Labor shortage and drop in migration: economy under pressure


WASHINGTON — First it was Washington DC and New York. Later it was Martha’s Vineyard. In recent weeks, the great immigration debate has reached new heights, as Republican governors in Arizona, Florida and Texas ship asylum seekers to more liberal Democratic enclaves. Behind their movements hides a simple argument, people crossing the border are a problem to deal with.

But a closer look at the country’s immigration and labor figures, particularly since the Covid pandemic, raises questions about this theory of the case.

Even before the pandemic, net international migration to the United States had slowed according to the US census.


In 2015 and 2016, the United States recorded a net international migration gain of more than one million people. It fell to around 930,000 in 2017 and fell to just over 700,000 in 2018. In 2020, the year the pandemic arrived, it was below 500,000. And last year the figure fell to around 247,000.

It’s a massive and sudden decline that, among other things, took a lot of potential workers out of the US economy and was bound to have ripple effects. Some of these impacts were masked by the disruptions of the pandemic, when businesses were closed and unemployment rates soared.

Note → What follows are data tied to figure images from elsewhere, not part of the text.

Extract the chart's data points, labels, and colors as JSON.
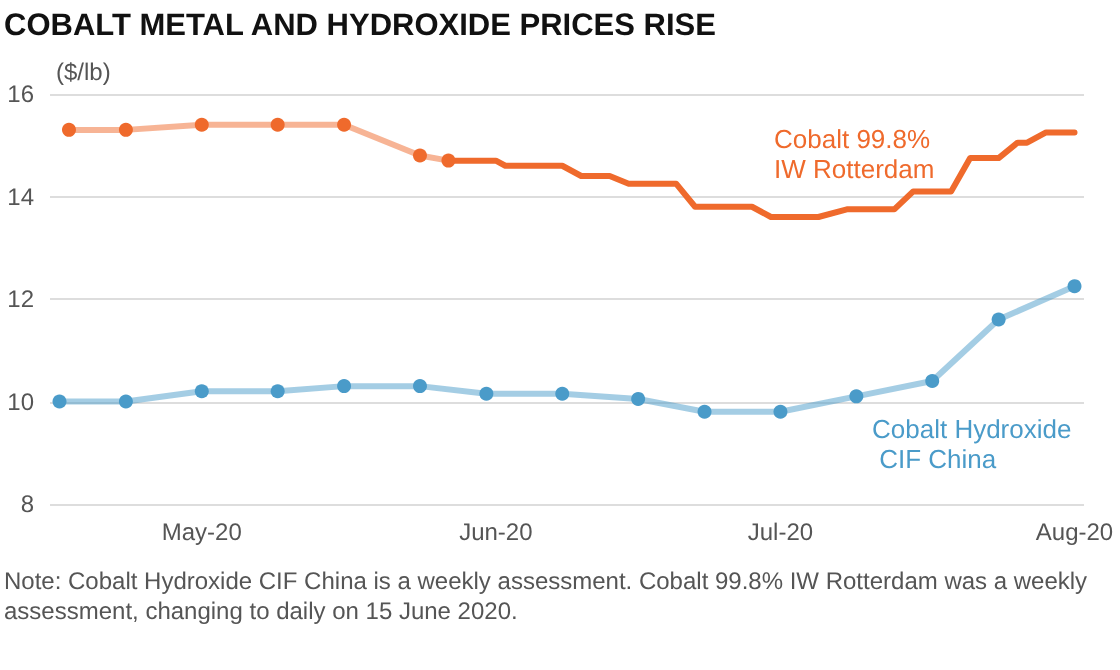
{
  "chart_data": {
    "type": "line",
    "title": "COBALT METAL AND HYDROXIDE PRICES RISE",
    "ylabel": "($/lb)",
    "annotations": [
      "Note: Cobalt Hydroxide CIF China is a weekly assessment. Cobalt 99.8% IW Rotterdam was a weekly assessment, changing to daily on 15 June 2020."
    ],
    "xlim": [
      "2020-04-15",
      "2020-08-02"
    ],
    "xticks": [
      {
        "value": "2020-05-01",
        "label": "May-20"
      },
      {
        "value": "2020-06-01",
        "label": "Jun-20"
      },
      {
        "value": "2020-07-01",
        "label": "Jul-20"
      },
      {
        "value": "2020-08-01",
        "label": "Aug-20"
      }
    ],
    "ylim": [
      8,
      16
    ],
    "yticks": [
      8,
      10,
      12,
      14,
      16
    ],
    "grid": "y",
    "legend": false,
    "series": [
      {
        "color": "#ef6a2c",
        "marker": "circle",
        "x": [
          "2020-04-17",
          "2020-04-23",
          "2020-05-01",
          "2020-05-09",
          "2020-05-16",
          "2020-05-24",
          "2020-05-27"
        ],
        "values": [
          15.3,
          15.3,
          15.4,
          15.4,
          15.4,
          14.8,
          14.7
        ]
      },
      {
        "name": "Cobalt 99.8% IW Rotterdam",
        "color": "#ef6a2c",
        "marker": "none",
        "x": [
          "2020-05-27",
          "2020-06-01",
          "2020-06-02",
          "2020-06-08",
          "2020-06-10",
          "2020-06-13",
          "2020-06-15",
          "2020-06-20",
          "2020-06-22",
          "2020-06-28",
          "2020-06-30",
          "2020-07-05",
          "2020-07-08",
          "2020-07-13",
          "2020-07-15",
          "2020-07-19",
          "2020-07-21",
          "2020-07-24",
          "2020-07-26",
          "2020-07-27",
          "2020-07-29",
          "2020-08-01"
        ],
        "values": [
          14.7,
          14.7,
          14.6,
          14.6,
          14.4,
          14.4,
          14.25,
          14.25,
          13.8,
          13.8,
          13.6,
          13.6,
          13.75,
          13.75,
          14.1,
          14.1,
          14.75,
          14.75,
          15.05,
          15.05,
          15.25,
          15.25
        ]
      },
      {
        "name": "Cobalt Hydroxide CIF China",
        "color": "#4a9bc9",
        "marker": "circle",
        "x": [
          "2020-04-16",
          "2020-04-23",
          "2020-05-01",
          "2020-05-09",
          "2020-05-16",
          "2020-05-24",
          "2020-05-31",
          "2020-06-08",
          "2020-06-16",
          "2020-06-23",
          "2020-07-01",
          "2020-07-09",
          "2020-07-17",
          "2020-07-24",
          "2020-08-01"
        ],
        "values": [
          10.0,
          10.0,
          10.2,
          10.2,
          10.3,
          10.3,
          10.15,
          10.15,
          10.05,
          9.8,
          9.8,
          10.1,
          10.4,
          11.6,
          12.25
        ]
      }
    ]
  }
}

But one of the main features of the restarting of the American economy has been a labor shortage, a plethora of “help wanted” signs in the windows of retailers, restaurants and other businesses in communities in across the country.

You can see the signs of this shortage in the Labor Force Participation Rate from the Bureau of Labor Statistics.

That figure for August was 62.4% and it was one percentage point lower than February 2020. One percentage point might not seem like a lot, but it equates to around 2.6 million fewer people having a job or actively looking for a job compared to February 2020.

And this figure of 62.4% is historically low. The last time the labor force participation rate hit this number (before the pandemic) was a month ago in September 2015. Before that, you have to go all the way back to the late 1970s to see such a low number.

Post-Covid challenges are especially pronounced in some of the nation’s largest cities, according to the Bureau of Labor Statistics.

In the Boston metro area, the number of civilian workers is still down about 45,000 workers from its February 2020 level, according to BLS data. In the larger Washington D.C. metro, the workforce is nearly 170,000 workers, down from February 2020. And in the massive New York City subway, the labor figure -work is down nearly 400,000 from what it was before. pandemic.

And these are not all the cities of the North. Metro Miami has lost about 21,000 workers from where it was before the pandemic.

In Boston, Washington DC and Miami, the unemployment rate was at or below the national figure in the latest round of data. At the very least, the numbers suggest these are very tight labor markets that could likely benefit from an infusion of potential workers.

And new workers are crucial to the broader US economy beyond the current labor shortage.

The United States has an aging population, an aging workforce, and a declining birth rate. These factors combine to affect a host of government programs, but the impacts could be most profound on Social Security, which relies on a steady stream of new workers to keep contributing to the system to keep it afloat.

The problem becomes apparent when you look at the ratio of workers to Social Security recipients.

In 1960, there were 5.1 workers for every Social Security recipient. That number declined steadily through the 1970s and 1980s and currently stands at 2.8 workers for every beneficiary, according to the Social Security Administration. Over the 30 years, the number is expected to drop to around 2.2 workers for every beneficiary.

The calculation is not very complicated. At some point, longer lifespans and lower birth rates combine to create a huge problem for the program. Without more workers in the economy, judgment day will likely come sooner.

To be clear, the governors who moved the asylum seekers, Ron DeSantis from Florida, Doug Ducey from Arizona and Greg Abbott from Texas, were trying to make a political point or pull off a political stunt, depending on your perspective. . Loads of immigrants by bus and plane were dispatched to other localities and without consultation or coordination with the local governments of their destinations. The goal was to create chaos.

But the larger idea behind all buses and planes, that asylum seekers are problematic or a nuisance, may miss a larger truth. The data suggests that the United States is in dire need of workers right now.

And once settled, the immigrants that governors ship to bluer political lands can turn into an asset to those communities and the U.S. economy as a whole.